Does anyone know how to check your schedule from home? I had been using the myTime for Target app, but when I went to redownload it is says that it is no longer available in the App Store. All the other apps I would use are no longer working as well.


----------



## Hardlinesmaster

RevLogRaven said:


> Does anyone know how to check your schedule from home? I had been using the myTime for Target app, but when I went to redownload it is says that it is no longer available in the App Store. All the other apps I would use are no longer working as well.


I use safari.
Here is the link for my time. Target Auth Services - https://logonservices.iam.target.com/v1/login/


----------



## Dream Baby

I use Firefox on my laptop and Android phone and it work's fine.

You might have to Target verify both of these devices with a phone access code initially though.


----------



## Guest Avocado

RevLogRaven said:


> Does anyone know how to check your schedule from home? I had been using the myTime for Target app, but when I went to redownload it is says that it is no longer available in the App Store. All the other apps I would use are no longer working as well.



It was never in the App Store. Go to maytime.target.com, tap the three lines in the corner, tap the Apple iOS download button, and request a new code. Then use that code *in the iTunes Store, not the App Store* to redownload myTime for Target. Otherwise, you can just go to mytime.target.com as a normal website and browse it there.


----------



## happygoth

Guest Avocado said:


> It was never in the App Store. Go to maytime.target.com, tap the three lines in the corner, tap the Apple iOS download button, and request a new code. Then use that code *in the iTunes Store, not the App Store* to redownload myTime for Target. Otherwise, you can just go to mytime.target.com as a normal website and browse it there.

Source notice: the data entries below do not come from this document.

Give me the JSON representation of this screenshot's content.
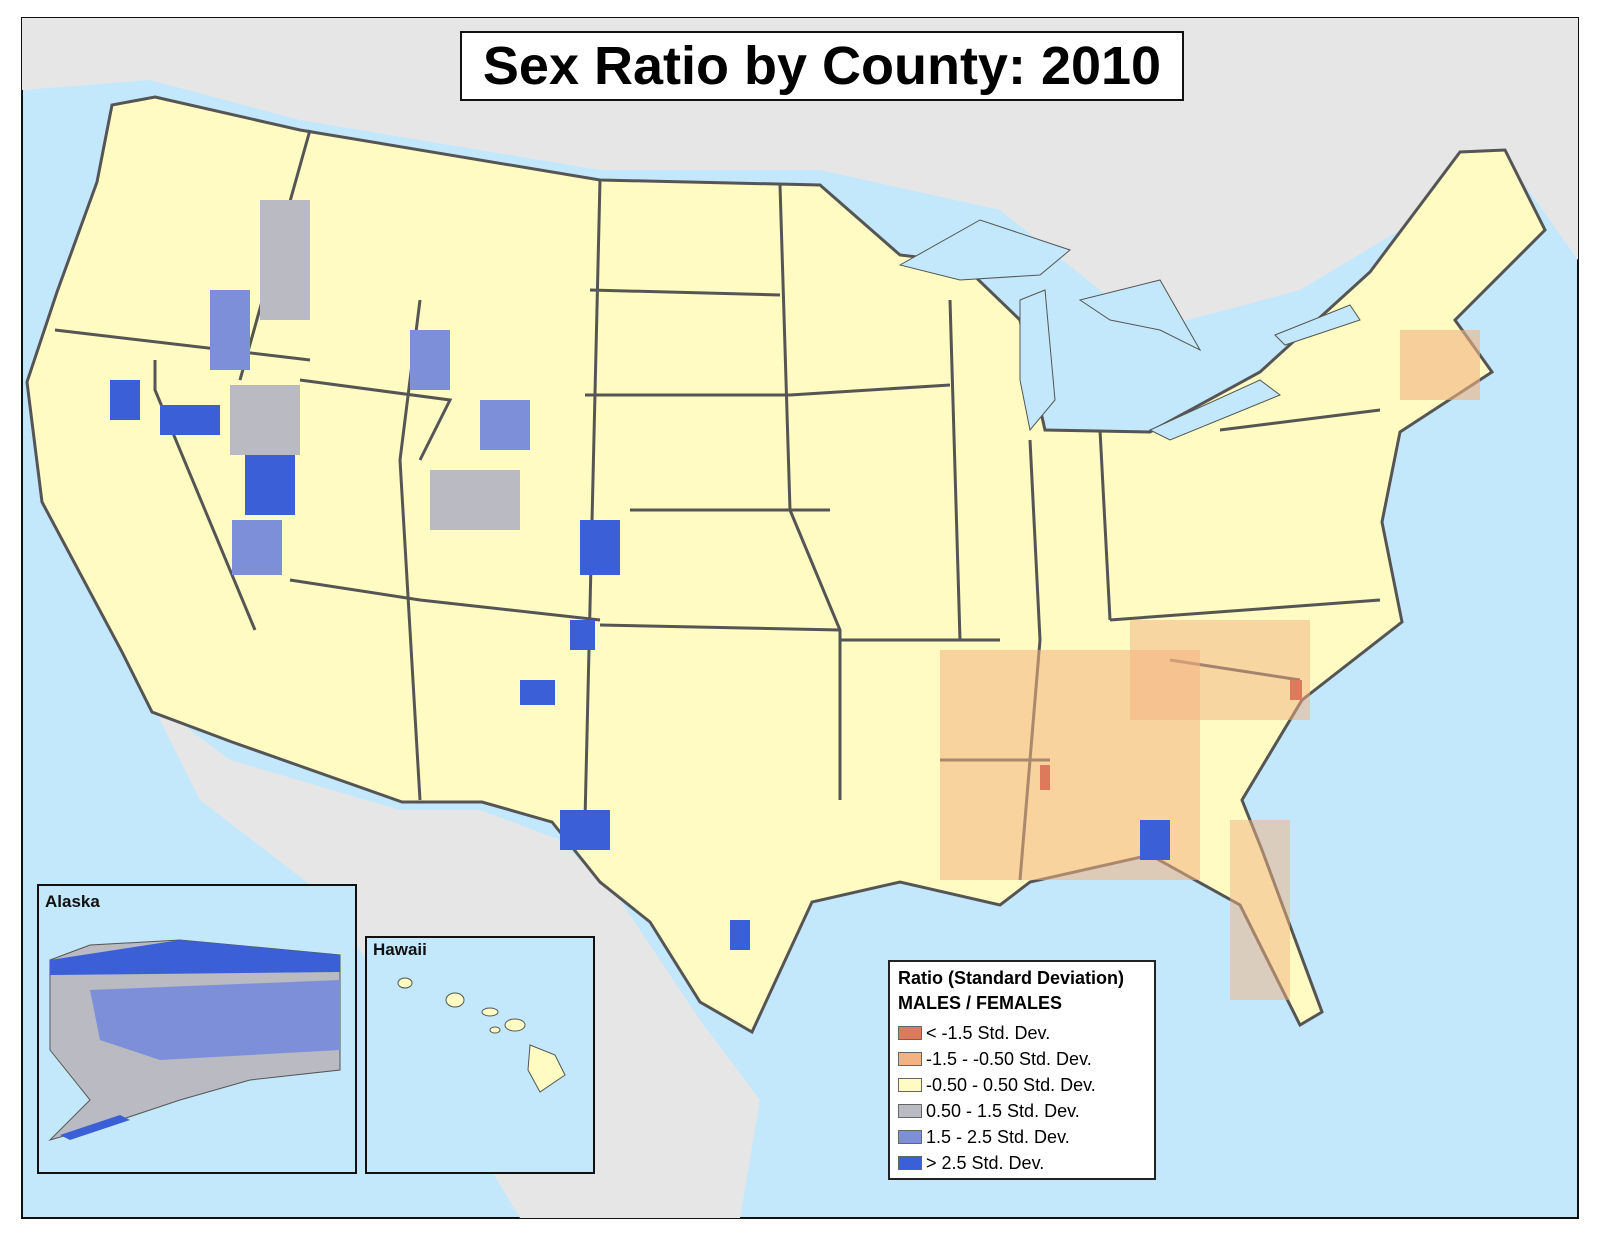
{
  "title": "Sex Ratio by County: 2010",
  "insets": {
    "alaska": "Alaska",
    "hawaii": "Hawaii"
  },
  "colors": {
    "ocean": "#c3e8fb",
    "foreign_land": "#e6e6e6",
    "border": "#555555"
  },
  "legend": {
    "title": "Ratio (Standard Deviation)",
    "subtitle": "MALES / FEMALES",
    "items": [
      {
        "label": "< -1.5 Std. Dev.",
        "color": "#dd7a5c"
      },
      {
        "label": "-1.5 - -0.50 Std. Dev.",
        "color": "#f2b281"
      },
      {
        "label": "-0.50 - 0.50 Std. Dev.",
        "color": "#fffbc2"
      },
      {
        "label": "0.50 - 1.5 Std. Dev.",
        "color": "#b9bac2"
      },
      {
        "label": "1.5 - 2.5 Std. Dev.",
        "color": "#7d8fd8"
      },
      {
        "label": "> 2.5 Std. Dev.",
        "color": "#3a5fd6"
      }
    ]
  }
}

It's in the Play Store on Android.


----------



## Guest Avocado

happygoth said:


> It's in the Play Store on Android.



Yeah it is. But because OP mentioned "App Store," which 99% of the time refers to the Apple App Store, I used Apple terminology, since the app is just a normal app on Android devices. 
Apple devices are the only ones that have problems with it, with the whole app not being in the App Store thing, and the app "not existing" at certain random times or when updated, and the whole thing with the latest version of iOS breaking the app, requiring a redownloading of it. I bet that most of the problems wouldn't be a problem if it was just a real app on the App Store, and not done through some secret Apple Enterprise backloading method through iTunes. Also the fact that Biometrics are broken and that it's just literally a website and not a real app. Those later two aren't Apple problems but problems with the app on all devices which should really be fixed. ESPECAILLY the biometrics part. They work if you visit mytime.target.com or bookmark the app to your Home Screen, but not if you have the real app, which sucks.


----------



## RevLogRaven

769344


Guest Avocado said:


> It was never in the App Store. Go to maytime.target.com, tap the three lines in the corner, tap the Apple iOS download button, and request a new code. Then use that code *in the iTunes Store, not the App Store* to redownload myTime for Target. Otherwise, you can just go to mytime.target.com as a normal website and browse it there.


I totally forgot that this was the way to get it. I hadn't used it in a long time so it was no longer downloaded on my phone so I went to redownload it said it wasn't in the App Store so I thought that was how you got it. Thanks for the reminder.


----------